There is one very important point you've not mentioned in your question, and that is whether your queue of items is sorted or have some kind of ordering (called a Priority queue), or unsorted (called a plain FIFO). The solution you choose will depend only on the answer to this question.
If your queue is unsorted, then maintaining an extra data structure in addition to your queue will be more efficient. Using a second structure which is ordered in some way to maintain the contents of your queue will allow you check if an item already exists in your queue or not much quicker that scanning the queue itself. Adding to the end of an unsorted queue takes constant time and can be done very efficiently.

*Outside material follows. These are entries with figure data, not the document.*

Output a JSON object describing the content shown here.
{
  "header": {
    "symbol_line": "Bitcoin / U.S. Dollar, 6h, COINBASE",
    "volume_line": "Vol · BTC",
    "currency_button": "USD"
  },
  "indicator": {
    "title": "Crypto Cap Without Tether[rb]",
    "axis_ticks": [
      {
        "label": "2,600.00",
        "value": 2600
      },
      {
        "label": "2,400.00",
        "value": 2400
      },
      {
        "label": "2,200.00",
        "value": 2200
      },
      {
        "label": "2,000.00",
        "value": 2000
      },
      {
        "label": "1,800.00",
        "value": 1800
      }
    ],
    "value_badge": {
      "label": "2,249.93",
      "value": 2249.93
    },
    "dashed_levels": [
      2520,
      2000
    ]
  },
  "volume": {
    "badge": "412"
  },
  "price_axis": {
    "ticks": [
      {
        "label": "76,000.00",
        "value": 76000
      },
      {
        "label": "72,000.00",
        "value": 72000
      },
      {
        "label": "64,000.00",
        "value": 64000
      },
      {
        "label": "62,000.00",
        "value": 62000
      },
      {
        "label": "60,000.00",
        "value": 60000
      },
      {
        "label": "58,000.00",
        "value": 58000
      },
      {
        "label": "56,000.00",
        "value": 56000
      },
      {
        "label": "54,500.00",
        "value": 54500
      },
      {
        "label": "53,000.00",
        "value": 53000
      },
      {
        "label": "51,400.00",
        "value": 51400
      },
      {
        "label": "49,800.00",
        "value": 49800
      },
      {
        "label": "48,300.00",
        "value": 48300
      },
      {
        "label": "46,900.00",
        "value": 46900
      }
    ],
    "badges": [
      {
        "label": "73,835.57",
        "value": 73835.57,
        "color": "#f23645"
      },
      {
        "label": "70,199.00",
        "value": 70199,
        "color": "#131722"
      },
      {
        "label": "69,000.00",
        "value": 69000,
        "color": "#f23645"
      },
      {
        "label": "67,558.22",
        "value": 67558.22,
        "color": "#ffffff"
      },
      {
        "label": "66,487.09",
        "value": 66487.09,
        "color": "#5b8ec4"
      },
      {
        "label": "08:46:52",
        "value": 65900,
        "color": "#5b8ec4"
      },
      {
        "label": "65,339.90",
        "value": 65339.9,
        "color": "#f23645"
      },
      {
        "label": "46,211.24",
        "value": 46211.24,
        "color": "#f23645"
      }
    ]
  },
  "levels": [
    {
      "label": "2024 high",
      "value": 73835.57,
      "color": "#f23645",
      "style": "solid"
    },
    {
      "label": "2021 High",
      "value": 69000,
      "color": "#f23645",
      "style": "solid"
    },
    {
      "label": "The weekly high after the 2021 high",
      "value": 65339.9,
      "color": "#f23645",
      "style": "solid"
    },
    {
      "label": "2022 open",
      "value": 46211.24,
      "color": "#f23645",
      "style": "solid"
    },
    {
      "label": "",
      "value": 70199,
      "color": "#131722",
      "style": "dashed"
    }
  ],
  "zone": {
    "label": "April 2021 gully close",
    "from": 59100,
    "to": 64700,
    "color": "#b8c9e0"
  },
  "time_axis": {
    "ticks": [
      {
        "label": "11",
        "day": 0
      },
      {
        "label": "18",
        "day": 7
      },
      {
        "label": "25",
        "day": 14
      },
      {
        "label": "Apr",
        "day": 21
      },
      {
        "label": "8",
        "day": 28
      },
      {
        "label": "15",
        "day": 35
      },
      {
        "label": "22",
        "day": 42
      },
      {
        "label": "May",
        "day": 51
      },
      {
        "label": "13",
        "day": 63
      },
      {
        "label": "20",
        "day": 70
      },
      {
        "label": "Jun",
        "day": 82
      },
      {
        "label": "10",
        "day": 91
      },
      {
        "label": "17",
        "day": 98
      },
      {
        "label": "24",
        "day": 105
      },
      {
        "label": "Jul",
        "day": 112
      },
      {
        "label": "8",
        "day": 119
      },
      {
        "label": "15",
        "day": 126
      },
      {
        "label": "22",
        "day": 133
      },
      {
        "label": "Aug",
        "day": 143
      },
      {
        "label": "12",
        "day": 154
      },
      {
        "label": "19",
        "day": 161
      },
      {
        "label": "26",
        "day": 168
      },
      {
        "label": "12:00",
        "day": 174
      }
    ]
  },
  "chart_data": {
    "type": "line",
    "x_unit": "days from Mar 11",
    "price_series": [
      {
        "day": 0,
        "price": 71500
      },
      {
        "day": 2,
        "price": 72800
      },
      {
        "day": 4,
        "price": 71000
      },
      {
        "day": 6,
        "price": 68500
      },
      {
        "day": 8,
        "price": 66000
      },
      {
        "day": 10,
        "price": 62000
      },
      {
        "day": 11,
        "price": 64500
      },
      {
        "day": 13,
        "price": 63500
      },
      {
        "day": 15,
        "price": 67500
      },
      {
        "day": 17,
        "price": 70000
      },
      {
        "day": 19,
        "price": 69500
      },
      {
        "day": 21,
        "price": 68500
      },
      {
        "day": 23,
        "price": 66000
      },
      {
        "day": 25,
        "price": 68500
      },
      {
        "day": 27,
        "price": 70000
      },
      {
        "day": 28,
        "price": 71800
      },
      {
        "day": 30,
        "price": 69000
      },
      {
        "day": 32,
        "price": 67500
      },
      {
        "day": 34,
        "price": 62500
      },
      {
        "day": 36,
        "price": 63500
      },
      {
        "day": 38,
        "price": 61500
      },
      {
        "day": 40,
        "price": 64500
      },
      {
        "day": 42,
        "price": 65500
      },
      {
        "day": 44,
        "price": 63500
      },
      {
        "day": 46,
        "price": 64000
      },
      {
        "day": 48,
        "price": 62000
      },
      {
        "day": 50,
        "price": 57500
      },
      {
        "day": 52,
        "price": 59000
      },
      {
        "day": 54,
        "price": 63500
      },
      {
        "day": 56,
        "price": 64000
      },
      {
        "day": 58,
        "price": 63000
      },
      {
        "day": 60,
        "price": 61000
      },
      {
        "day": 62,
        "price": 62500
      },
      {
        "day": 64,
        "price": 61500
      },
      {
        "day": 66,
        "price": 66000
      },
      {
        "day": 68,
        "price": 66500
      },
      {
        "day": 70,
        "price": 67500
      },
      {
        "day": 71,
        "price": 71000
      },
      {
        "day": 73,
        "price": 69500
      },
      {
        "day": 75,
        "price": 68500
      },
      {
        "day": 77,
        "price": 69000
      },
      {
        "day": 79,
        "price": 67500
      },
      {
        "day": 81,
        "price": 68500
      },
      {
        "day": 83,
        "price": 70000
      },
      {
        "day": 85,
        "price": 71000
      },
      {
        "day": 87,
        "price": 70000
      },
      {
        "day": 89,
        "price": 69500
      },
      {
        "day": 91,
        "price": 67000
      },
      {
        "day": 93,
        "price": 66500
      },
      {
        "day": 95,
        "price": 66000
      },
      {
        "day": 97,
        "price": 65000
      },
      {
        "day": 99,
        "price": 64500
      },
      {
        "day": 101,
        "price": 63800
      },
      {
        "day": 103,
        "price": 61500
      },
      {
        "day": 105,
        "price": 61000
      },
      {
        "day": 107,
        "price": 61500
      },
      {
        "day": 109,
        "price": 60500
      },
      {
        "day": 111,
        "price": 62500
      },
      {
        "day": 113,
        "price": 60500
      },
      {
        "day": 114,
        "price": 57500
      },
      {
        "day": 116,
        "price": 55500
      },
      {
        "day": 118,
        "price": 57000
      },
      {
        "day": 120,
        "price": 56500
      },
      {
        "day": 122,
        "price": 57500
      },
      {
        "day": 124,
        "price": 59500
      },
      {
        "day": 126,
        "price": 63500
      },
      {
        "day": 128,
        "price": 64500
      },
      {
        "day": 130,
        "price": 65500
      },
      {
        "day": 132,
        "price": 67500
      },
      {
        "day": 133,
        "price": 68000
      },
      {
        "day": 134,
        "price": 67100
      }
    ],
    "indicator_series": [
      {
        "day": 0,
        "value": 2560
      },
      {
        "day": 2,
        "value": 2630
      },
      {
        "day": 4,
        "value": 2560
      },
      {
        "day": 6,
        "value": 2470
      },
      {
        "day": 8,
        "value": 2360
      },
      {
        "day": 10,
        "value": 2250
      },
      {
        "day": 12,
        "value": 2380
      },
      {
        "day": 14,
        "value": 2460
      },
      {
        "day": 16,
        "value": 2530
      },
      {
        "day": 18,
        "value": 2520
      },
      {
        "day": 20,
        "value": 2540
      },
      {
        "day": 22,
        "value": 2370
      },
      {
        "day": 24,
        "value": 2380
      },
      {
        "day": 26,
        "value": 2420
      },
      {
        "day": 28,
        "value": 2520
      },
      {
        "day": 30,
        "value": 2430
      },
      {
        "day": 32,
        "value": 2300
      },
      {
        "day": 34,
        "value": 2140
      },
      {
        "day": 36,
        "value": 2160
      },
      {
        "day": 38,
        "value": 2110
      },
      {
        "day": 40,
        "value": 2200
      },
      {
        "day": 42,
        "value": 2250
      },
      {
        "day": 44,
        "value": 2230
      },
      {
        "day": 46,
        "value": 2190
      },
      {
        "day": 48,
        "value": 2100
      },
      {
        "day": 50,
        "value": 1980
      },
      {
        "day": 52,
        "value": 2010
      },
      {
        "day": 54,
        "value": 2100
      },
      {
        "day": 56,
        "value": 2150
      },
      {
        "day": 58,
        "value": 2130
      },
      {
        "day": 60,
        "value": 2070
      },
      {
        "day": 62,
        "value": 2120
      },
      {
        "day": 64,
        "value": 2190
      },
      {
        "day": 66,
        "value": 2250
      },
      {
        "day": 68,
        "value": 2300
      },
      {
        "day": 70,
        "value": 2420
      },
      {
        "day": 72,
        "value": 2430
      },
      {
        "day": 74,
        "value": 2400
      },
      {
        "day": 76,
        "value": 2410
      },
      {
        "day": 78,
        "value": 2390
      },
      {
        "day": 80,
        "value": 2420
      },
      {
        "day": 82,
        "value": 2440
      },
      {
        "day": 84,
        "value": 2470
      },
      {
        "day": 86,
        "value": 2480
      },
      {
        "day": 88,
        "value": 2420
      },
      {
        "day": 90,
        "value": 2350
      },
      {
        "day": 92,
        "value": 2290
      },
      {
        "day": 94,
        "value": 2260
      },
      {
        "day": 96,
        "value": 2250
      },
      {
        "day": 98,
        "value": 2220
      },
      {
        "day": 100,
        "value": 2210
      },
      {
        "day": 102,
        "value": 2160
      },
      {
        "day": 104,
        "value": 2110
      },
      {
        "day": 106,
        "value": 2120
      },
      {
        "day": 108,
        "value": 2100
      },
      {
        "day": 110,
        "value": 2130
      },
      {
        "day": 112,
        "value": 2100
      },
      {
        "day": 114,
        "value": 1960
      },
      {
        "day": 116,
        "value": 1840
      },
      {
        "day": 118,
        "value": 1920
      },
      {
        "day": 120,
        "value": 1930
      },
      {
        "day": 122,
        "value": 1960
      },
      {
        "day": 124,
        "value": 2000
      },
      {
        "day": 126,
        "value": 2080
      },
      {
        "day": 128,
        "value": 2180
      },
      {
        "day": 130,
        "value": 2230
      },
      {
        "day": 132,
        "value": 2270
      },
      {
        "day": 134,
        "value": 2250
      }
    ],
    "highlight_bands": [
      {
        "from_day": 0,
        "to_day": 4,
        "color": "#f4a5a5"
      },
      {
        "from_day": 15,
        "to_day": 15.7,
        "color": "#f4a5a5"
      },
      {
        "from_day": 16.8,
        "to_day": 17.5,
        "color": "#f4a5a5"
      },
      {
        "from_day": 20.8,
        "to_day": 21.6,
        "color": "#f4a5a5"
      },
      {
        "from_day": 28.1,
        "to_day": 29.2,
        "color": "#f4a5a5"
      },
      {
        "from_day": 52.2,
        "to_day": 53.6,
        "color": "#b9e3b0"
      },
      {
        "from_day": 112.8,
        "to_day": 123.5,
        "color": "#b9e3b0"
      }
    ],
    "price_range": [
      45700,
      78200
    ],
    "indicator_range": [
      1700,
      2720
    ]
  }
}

If your queue must be sorted, then placing the item into the queue requires you to know the item's position in the queue, which requires the queue to be scanned anyway. Once you know an item's position, you know if the item is a duplicate because if it's a duplicate then an item will already exist at that position in the queue. In this case, all work can be performed optimally on the queue itself and maintaining any secondary data structure is unnecessary.
The choice of data structures is up to you. However, for (1) the secondary data structure should not be any kind of list or array, otherwise it will be no more efficient to scan your secondary index as to scan the original queue itself.